Cherednichenko Anton, Afonin Sergii, Babii Oleg, Voitsitskyi Taras, Stratiichuk Roman, Koleiev Ihor, Vozniak Volodymyr, Shevchuk Nazar, Ostrovsky Zakhar, Yesylevskyy Semen, Nafiiev Alan, Starosyla Serhii, Ulrich Anne S, Jirgensons Aigars, Komarov Igor V
Taras Shevchenko National University of Kyiv, Kyiv, Ukraine.
Enamine Ltd, Kyiv, Ukraine.
Mol Inform. 2025 Jul;44(7):e70001. doi: 10.1002/minf.70001.
Prediction of biological activities of chemical compounds by the machine learning techniques in general and the neural networks (NNs) in particular, is usually based on the analysis of their binding to the target of interest. If such affinity data is not available, the ligand-based approaches can be used where the NN models are trained to assess similarity of compounds to those with known biological activity. Obviously, this approach only works well if the similarity between the training set and the evaluated molecules is sufficiently high. In the case of large and conformationally flexible organic compounds, the activity becomes dependent not only on chemical identity but also on the dynamics of molecular motions, which imposes significant challenges to existing approaches based on static structural 2D and 3D molecular descriptors. A prominent example of compounds, which are especially challenging for existing NN activity prediction techniques, are photoswitchable macrocyclic peptides containing a diarylethene "photoswitch" (DAE). These molecules exist in two isomeric forms with remarkably different biological activities, which are interconvertible by light of different wavelengths. Activity prediction models have to distinguish in this case not only between the different peptides but also between the photoisomers of the same peptide. In this work, we demonstrate that the features extracted from classical molecular dynamics (MD) trajectories are superior to conventional 2D or 3D descriptor-based features when used in activity prediction NN models of DAE-containing photoswitchable peptides. Using MD-derived features, we successfully created two NN models that predict activities of photoswitchable peptidomimetics, analogs of the natural peptidic antibiotic gramicidin S. The first model precisely predicts the cytotoxic activity of similar peptide analogs. The second model reliably predicts the differences in the biological activities of DAE photoisomers of the same peptide, even if the type of its activity differs from one in the training dataset. Our results demonstrate that accounting for MD-derived dynamic features allows generalizing the ligand-based activity prediction NN models to the cases of large and conformationally flexible molecules, which were previously considered intractable by this class of models.

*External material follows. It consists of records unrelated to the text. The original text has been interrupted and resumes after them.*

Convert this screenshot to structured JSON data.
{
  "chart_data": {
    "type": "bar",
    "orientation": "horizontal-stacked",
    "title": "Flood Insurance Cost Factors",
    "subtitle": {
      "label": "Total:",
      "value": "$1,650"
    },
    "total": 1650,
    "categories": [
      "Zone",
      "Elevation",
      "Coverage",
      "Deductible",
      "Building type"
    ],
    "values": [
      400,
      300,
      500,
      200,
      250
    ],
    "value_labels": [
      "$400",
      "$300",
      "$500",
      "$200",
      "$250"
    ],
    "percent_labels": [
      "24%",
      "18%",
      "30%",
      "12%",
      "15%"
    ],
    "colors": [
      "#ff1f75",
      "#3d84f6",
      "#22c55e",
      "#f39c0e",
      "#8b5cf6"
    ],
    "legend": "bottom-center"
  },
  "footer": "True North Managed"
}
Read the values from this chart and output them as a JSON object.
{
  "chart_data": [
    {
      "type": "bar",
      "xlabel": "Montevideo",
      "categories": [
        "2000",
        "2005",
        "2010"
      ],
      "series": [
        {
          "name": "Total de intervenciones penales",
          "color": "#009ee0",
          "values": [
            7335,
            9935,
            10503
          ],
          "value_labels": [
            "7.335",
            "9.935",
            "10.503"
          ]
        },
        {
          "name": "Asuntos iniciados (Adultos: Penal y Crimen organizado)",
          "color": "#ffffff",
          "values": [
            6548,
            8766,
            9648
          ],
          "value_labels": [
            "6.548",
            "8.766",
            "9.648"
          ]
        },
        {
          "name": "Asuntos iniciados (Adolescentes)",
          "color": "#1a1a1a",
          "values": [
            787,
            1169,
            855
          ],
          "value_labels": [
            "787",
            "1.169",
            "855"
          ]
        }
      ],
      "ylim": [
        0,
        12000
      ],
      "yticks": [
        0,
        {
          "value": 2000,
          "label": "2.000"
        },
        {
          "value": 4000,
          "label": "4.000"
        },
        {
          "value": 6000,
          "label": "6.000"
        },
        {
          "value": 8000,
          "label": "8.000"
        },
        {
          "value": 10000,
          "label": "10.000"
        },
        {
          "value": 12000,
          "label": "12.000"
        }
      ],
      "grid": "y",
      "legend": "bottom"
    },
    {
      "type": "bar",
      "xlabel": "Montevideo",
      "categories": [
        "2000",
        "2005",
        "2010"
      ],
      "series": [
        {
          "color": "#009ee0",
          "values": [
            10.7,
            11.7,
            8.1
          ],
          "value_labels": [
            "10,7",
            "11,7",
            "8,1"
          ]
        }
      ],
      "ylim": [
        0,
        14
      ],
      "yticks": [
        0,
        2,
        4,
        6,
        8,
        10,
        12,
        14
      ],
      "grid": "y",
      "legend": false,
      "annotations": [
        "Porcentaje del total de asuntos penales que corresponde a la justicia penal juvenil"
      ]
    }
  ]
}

一般而言,利用机器学习技术,特别是神经网络(NNs)预测化合物的生物活性,通常基于对其与目标靶点结合情况的分析。如果没有此类亲和力数据,可以使用基于配体的方法,即训练神经网络模型来评估化合物与具有已知生物活性的化合物之间的相似性。显然,只有当训练集与评估分子之间的相似度足够高时,这种方法才会有效。对于大型且构象灵活的有机化合物,其活性不仅取决于化学结构,还取决于分子运动的动力学,这给基于静态结构二维和三维分子描述符的现有方法带来了重大挑战。对于现有的神经网络活性预测技术而言,特别具有挑战性的一类化合物是含有二芳基乙烯“光开关”(DAE)的光开关大环肽。这些分子以两种具有显著不同生物活性的异构体形式存在,可通过不同波长的光相互转换。在这种情况下,活性预测模型不仅要区分不同的肽,还要区分同一肽的光异构体。在这项工作中,我们证明,从经典分子动力学(MD)轨迹中提取的特征,在用于含DAE的光开关肽的活性预测神经网络模型时,优于传统的基于二维或三维描述符的特征。利用MD衍生的特征,我们成功创建了两个神经网络模型,用于预测光开关拟肽(天然肽类抗生素短杆菌肽S的类似物)的活性。第一个模型精确预测了类似肽类似物的细胞毒性活性。第二个模型可靠地预测了同一肽的DAE光异构体在生物活性上的差异,即使其活性类型与训练数据集中的不同。我们的结果表明,考虑MD衍生的动态特征可以将基于配体的活性预测神经网络模型推广到大型且构象灵活的分子情况,而这类分子以前被认为是此类模型难以处理的。